One way to catch a poacher is by smell.
Winding up a hill in southern Kenya, a tracker dog is guided by a scent — past thorned bushes and through brush.
On the other end of the leash is ranger Mutinda Ndivo. He keeps his eyes on the red earth, looking for footprints.
Today this is a training exercise, but the pair have caught many poachers — or attempted poachers — this way.
Ndivo knows the way poachers work, because he was one. A notorious one at that. My translator, Joseph, said Ndivo’s name and photo were in the news back in the day.
Ndivo’s father taught him how to poach, using poisoned arrows. By 1989 he’d made a name for himself, killing up to seven elephants a day.
But even if he was notorious, Ndivo was still at the bottom of the wildlife crime chain. He had no idea where the ivory went or who it funded. He just took his money, and didn’t ask too many questions.
It was the law that ultimately stopped Ndivo. He was caught, imprisoned, and had to sell off most of what he owned to pay a $100,000 fine. And ultimately that was it — it was too expensive, too risky for him to poach. He got a job with wildlife NGO Big Life for $200 a month.
The Kenyan government is hoping these same economic forces will prevent others from poaching. Last year they put into effect a strict wildlife act. It imposes life sentences or fines up to $200,000 for poaching elephants or other wildlife.
The law’s just one of the tools being used to combat poaching. The Kenyan government has increased funding to the wildlife service. It built a new forensic lab to test wildlife products to aid in prosecution.
Also key has been the government’s openness to work with NGOs, like Big Life.
Bernard Kiptoo works with Big Life to monitor wildlife crime and makes sure incidents are prosecuted. “We have to be there,” he says, “because we doubt that these people will actually be brought before the courts.”

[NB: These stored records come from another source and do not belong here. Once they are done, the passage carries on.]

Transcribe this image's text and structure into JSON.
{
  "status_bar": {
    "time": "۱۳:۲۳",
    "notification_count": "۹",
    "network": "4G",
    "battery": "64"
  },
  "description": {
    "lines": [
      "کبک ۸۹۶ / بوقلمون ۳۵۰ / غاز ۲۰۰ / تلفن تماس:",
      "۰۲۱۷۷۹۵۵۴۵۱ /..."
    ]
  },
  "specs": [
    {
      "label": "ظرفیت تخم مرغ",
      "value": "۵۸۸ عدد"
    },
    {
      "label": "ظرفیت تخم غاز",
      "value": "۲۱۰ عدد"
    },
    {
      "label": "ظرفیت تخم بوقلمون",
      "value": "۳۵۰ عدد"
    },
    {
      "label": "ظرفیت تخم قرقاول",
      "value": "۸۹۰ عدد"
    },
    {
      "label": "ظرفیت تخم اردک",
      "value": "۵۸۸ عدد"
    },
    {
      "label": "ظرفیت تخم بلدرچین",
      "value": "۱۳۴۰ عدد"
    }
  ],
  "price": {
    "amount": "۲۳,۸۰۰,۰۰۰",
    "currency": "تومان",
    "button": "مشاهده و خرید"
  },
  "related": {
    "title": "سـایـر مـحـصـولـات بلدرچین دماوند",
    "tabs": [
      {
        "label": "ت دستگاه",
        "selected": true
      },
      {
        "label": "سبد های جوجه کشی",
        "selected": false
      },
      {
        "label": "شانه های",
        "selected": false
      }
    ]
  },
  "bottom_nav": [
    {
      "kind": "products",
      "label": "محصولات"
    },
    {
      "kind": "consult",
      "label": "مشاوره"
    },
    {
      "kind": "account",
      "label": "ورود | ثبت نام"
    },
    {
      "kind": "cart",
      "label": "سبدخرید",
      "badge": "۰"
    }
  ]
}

When cases do go through the system, however, the results are striking. He points to a white board with past cases of elephant poaching.
“On July 27, 2011, somebody was arrested for spearing an elephant at Olpakai. And when he was taken to the courts he was fined 30,000 and released,” Kiptoo says.
That’s about $300 US, not even worth the cost of one cow.
In a similar case last year, after the bill was passed, a man was charged with seven years in prison.
Now, that may help deter smaller poachers, but not the sophisticated poachers who are more likely to be connected to large criminal groups. Stopping them will take an even bigger effort.
“Their insurances, their connections, their income is so large that it should probably take some time to really try to squeeze these guys to make this law a deterrent,” says Johan Bergenas, who studies transnational security with the Stimson Center and works extensively with Kenyan anti-poaching initiatives. He says that while it may still be too early to know the real effect of the wildlife bill, it’s a big step in African conservation.
“The way I would look at this bill … [is] that this is no longer a western-led, big NGOs in Washington, Brussels, [and] Stockholm … making money off of elephants looking cute,” he says. “I would look at it as a way where Africans are taking ownership of their economic assets. Africans are seeing the impact of wildlife crime and what it does to their economies, what it does to their security, what it does to their development.”
Here around Amboseli National Park, local communities are active in this fight.
Big Life rangers have received a call — an elephant has trampled a garden.
These rangers are all locals, and they know it’s not easy living alongside wildlife. The landowner stands with arms crossed, tears in her eyes. She says this garden is the only way she can afford to pay for her three kids’ education.
Here’s where an NGO like Big Life makes the difference. Rangers provide her with flares to scare away wildlife, and will compensate her if any of her own animals are killed.
Where before there may have been a retaliatory poaching of the elephant, now these rangers have won over a community member. This woman will likely become part of Big Life’s informer network — people who notify rangers of any suspicious activity.
And a community that values wildlife is key. Tourism — mostly from wildlife — is huge here, making up about 12 percent of Kenya’s economy. Security expert Johan Bergenas says for the economic security of the country, Kenya needs to keep these animals alive.
“Over the next 15 to 20 years, as they are transitioning their economy into a more industrial economy, they cannot afford to have sectors of their society squashed by transnational criminals and not being able to make that transition into a more developed country,” he says.
After a day’s work, the rangers go back to their base and make a meal of maize flour mash and greens. They spend about 23 days out of the month deployed here.
For Muimo Yiambat, who has five kids and a wife at home, wildlife, more than anything, means money.
“We get a sponsorship because of wildlife,” he says. “We get a profit because of wildlife. So I am happy. I am happy to work even a very hard job because we benefit through the wildlife.”
Here, along Kenya’s other front line, it comes down to economic incentives.
And for the wildlife to thrive, their protectors have to believe they're more beneficial alive than they are dead.